Zekatı buna ehil olan hısımlara vermek daha faziletlidir. Şöyle ki: Önce muhtaç olan erkek veya kız kardeşlere, sonra bunların çocuklarına, sonra amca ve halalarla bunların çocuklarına, sonra dayı ve teyzelerle bunların çocuklarına ve daha sonra diğer zevi'l erham denilen hısımlara vermek daha faziletlidir.

Hz. Peygamber (s.a) hısımlara tasadduku teşvik ederek şöyle buyurmuştur: "Yoksullara verilen sadaka bir sadakadır. Hısımlara verilen sadaka ise iki sadakadır. Biri sadaka, diğeri akrabaya iyilik"(20)

Bununla birlikte bir kimse menfaati kendisine döneceği için zekatını karısına, usul ve furüna yani, anne, baba, dede, nine, oğul, kız ve torun gibi, yoksul düştüklerinde kendilerine nafaka vermekle yükümlü olduğu hısımlarına veremez.

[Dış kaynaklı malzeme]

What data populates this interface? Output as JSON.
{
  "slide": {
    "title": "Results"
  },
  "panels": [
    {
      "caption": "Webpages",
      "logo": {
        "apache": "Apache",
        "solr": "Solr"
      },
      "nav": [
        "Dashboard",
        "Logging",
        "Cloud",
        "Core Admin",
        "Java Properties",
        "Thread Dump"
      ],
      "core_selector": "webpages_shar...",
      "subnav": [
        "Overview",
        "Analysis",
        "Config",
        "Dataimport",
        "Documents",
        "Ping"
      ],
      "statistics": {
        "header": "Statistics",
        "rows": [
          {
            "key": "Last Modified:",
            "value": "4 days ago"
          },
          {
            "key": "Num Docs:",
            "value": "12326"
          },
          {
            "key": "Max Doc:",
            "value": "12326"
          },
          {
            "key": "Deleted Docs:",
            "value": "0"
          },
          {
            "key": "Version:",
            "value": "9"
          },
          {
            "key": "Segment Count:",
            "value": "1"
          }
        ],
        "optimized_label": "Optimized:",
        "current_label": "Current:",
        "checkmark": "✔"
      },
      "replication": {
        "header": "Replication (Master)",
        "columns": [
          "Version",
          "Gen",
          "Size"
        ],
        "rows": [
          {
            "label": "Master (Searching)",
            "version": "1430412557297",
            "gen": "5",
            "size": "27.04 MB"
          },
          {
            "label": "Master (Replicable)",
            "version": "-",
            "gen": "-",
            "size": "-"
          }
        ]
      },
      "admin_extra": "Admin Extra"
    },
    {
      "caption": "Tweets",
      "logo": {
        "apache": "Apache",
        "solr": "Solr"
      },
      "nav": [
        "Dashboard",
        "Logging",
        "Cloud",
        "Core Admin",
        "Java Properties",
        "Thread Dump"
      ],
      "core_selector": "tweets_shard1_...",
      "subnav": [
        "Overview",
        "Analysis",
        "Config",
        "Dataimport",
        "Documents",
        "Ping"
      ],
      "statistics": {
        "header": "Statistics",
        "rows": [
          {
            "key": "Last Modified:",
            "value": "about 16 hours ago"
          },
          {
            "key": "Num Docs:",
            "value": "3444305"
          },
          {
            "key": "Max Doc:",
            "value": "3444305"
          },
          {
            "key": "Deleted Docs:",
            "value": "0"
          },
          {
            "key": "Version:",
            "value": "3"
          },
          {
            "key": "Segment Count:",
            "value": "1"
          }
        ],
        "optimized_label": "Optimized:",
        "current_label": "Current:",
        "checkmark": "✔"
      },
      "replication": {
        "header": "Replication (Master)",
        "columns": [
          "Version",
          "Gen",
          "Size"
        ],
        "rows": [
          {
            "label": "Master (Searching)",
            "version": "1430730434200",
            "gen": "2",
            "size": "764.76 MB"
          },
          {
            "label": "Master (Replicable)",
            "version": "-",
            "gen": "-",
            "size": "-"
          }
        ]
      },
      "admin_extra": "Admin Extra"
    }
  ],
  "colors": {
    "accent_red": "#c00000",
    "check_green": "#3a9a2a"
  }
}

Ebu Hanife ile Hanbelilerde tercih edilen görüşe göre, bir kadın zekatını yoksul bulunan kocasına veremez. Çünkü bu takdirde zekat nafaka yolu ile kadına geri döner(21). Ebu Yusuf, İmam Muhammed, Şafii ve Malik'e göre ise, bir kadının yoksul olan kocasına zekat vermesi caizdir. Hz. Peygamber, İbn Mes'ud (r.a)'ın karısı Zeyneb (r.anha)'ya şöyle buyurmuştur: "Kocan ve çocuğun tasadduk etmeye en layık olan kimselerdir."(22) Ancak bir erkeğin, eşinin zekatına güvenmesi yerine gelirini artırmaya çalışması ve gerektiğinde borçlanması hedef olarak alınmaktır.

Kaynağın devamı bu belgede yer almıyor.